Мне показалось, что славный комиссар прав; как только он ушел, я переоделась и вышла на улицу; я хотела нанять фиакр и отправиться на поиски детей.
Но куда там! На улице Сент-Оноре был праздник, и экипажи по ней не ездили. Через каждые двадцать шагов горели огни иллюминации, а вокруг них плясали люди из всех слоев общества.
Откуда взялись эти молодые люди в бархатных кафтанах, в нанковых коротких штанах, в шелковых ажурных чулках? Откуда взялись эти дамы с размалеванными, как каретные колеса, щеками, в платьях с вырезом до пупа? Кто сочинил слова, кто написал музыку этих роялистских карманьол, еще более удалых, чем карманьола республиканская? Такое безумие мне и не снилось.
Я пробилась сквозь всю эту сатурналию, оттолкнув двадцать рук, которые тянулись ко мне, чтобы вовлечь меня в свой сумасшедший хоровод. На площади перед дворцом Эгалите негде было шагу ступить; на нас сыпались осветительные ракеты, под ногами взрывались петарды, огни и факелы горели так ярко, что было светло как днем.
Если бы не это обстоятельство, двери нужных мне магазинов были бы заперты; но сегодня они были раскрыты настежь, а хозяева и работники праздновали. Старые служанки, которые не могли найти себе кавалера, танцевали со своими метлами.
Я вошла в магазин на улице Сержантов; меня приняли за клиентку, которая, несмотря на поздний час, пришла купить что-нибудь из белья, и попросили прийти завтра. Теперь можно спокойно продавать, террор кончился, наступит новый расцвет торговли.
Я назвалась и объяснила, зачем пришла.
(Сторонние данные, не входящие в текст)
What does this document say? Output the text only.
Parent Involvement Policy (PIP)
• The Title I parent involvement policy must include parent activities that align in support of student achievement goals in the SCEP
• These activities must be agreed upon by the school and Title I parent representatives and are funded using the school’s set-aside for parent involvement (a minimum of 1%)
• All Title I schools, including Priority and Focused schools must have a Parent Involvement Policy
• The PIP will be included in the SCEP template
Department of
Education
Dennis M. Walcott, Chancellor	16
Я сообщила – здесь этого не знали – что г-жу де Богарне не успели казнить, что она жива и ждет встречи с детьми.
Эти славные люди так обрадовались! Они очень любили маленькую Гортензию. Все стали громко звать ее; пока другие веселились, она сидела в своей комнате и плакала; но как только она узнала, что ее дорогая матушка жива и с ней ничего не случилось, она запрыгала от радости. Это было очаровательное дитя лет десяти-одинннадцати, с атласной кожей, пышными светлыми волосами, большими голубыми глазами, прозрачными, словно эфир.
Письмо г-жи де Богарне было прочитано, и никто не возражал, чтобы я забрала девочку с собой; но ради такого торжественного случая хозяйка захотела, чтобы девочку непременно приодели. Гортензию нарядили в самое красивое платье и дали ей в руки букет цветов, а я тем временем пошла за ее братом.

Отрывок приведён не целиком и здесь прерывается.